In Camera Lucida, his lyrical, book-length study of the affective powers of the medium, Roland Barthes proposed that, “more than other arts, photography offers an immediate presence to the world — a co-presence.” This immediacy of photographic inscription, its ability to conjoin two otherwise separate times and spaces, is a fitting introduction to Annie MacDonell’s multimedia installation that considers the camera’s uncanny ability to mirror and transpose the external world.
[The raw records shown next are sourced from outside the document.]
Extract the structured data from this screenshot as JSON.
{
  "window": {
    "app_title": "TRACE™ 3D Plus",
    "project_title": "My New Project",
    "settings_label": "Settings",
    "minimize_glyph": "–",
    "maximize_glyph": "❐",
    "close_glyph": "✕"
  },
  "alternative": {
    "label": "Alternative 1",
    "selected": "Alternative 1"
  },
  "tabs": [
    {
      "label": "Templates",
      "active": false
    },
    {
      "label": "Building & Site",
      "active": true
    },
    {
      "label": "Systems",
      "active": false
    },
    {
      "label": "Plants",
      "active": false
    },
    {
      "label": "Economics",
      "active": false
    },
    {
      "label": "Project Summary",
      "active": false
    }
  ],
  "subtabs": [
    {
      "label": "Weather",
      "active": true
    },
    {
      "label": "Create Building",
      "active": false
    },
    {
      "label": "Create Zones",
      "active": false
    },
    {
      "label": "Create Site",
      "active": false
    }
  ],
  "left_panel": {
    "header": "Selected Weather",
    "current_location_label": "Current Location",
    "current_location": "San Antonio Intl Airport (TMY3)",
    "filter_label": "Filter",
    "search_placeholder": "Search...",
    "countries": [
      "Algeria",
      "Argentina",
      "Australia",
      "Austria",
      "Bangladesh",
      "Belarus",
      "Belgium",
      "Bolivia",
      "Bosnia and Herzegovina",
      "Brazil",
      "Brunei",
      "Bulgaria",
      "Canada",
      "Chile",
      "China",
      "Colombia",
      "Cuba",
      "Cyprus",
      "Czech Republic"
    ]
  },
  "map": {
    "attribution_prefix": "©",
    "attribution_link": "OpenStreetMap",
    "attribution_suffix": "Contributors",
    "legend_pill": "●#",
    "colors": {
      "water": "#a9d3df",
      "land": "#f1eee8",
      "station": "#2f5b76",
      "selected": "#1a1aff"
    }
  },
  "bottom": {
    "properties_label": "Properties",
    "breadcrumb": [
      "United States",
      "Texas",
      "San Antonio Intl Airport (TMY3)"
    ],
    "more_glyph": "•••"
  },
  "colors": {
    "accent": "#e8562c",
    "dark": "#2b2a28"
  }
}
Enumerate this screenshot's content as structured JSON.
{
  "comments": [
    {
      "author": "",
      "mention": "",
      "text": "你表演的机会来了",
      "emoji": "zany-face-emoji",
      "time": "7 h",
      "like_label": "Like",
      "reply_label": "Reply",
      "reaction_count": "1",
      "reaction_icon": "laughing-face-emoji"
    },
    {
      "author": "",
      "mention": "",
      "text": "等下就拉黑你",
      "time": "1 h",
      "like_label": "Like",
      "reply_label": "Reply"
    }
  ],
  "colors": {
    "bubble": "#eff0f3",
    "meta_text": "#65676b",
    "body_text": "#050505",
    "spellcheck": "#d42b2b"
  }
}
MacDonell’s exhibition is a nod to the ways in which photography has challenged the ideal of artistic originality in the gallery and museum, borrowing its title from art critic Rosalind Krauss’ 1981 article that critiqued narratives of artistic innovation in the history of modern art. In the five framed images that open the installation, MacDonell makes her historical sources of inspiration explicit, presenting groupings of found photographs culled from the Toronto Reference Library’s Picture Collection for their depiction of reflective surfaces, either in the form of mirrors or reflective pools of water. Doubles and inverted images abound in these photographs; in one, a swanky living room interior and two decorative mirrors have even been positioned to face one another, creating an endless mise en abyme where it is impossible to identify the original object of reflection. This doubling effect is reinforced through MacDonell’s presentation: the found images are associatively grouped and taped onto her studio wall, then re-photographed for presentation in the gallery, where they are spotlit by two oversized lights. Here, MacDonell uses photography’s transportive possibilities to bring the space of research and production (the library, her studio) into the space of display (the gallery) as a kind of allegory about what it means to make images in an era of photographic saturation.
Across from the framed photographs, a giant camera obscura, covered in mirrored plexiglas, serves as another mechanism for artistic self-reflexivity. Built to the exact dimensions of MacDonell’s studio space, the structure houses a video projection showing a male actor, dressed in a wool suit, who delivers his theoretical musings about originality and repetition. Between the looping video clips, ghostly, upside-down versions of the found photographs on the outside of the structure are projected onto the screen by the camera obscura’s lens. Through its transposing of inside and outside space, MacDonell’s mirrored camera positions us as both the object of its gaze and its viewer, confusing the acts of framing and being framed, looking and being watched.
Staging so much self-reflection runs the risk of making work that is insular, a kind of artistic “inside joke” that seems to leave the viewer out of the fun. But in MacDonell’s installation, the sense of having seen these scenarios before is exactly the point, reminding us of the enduring impact of photographic repetition.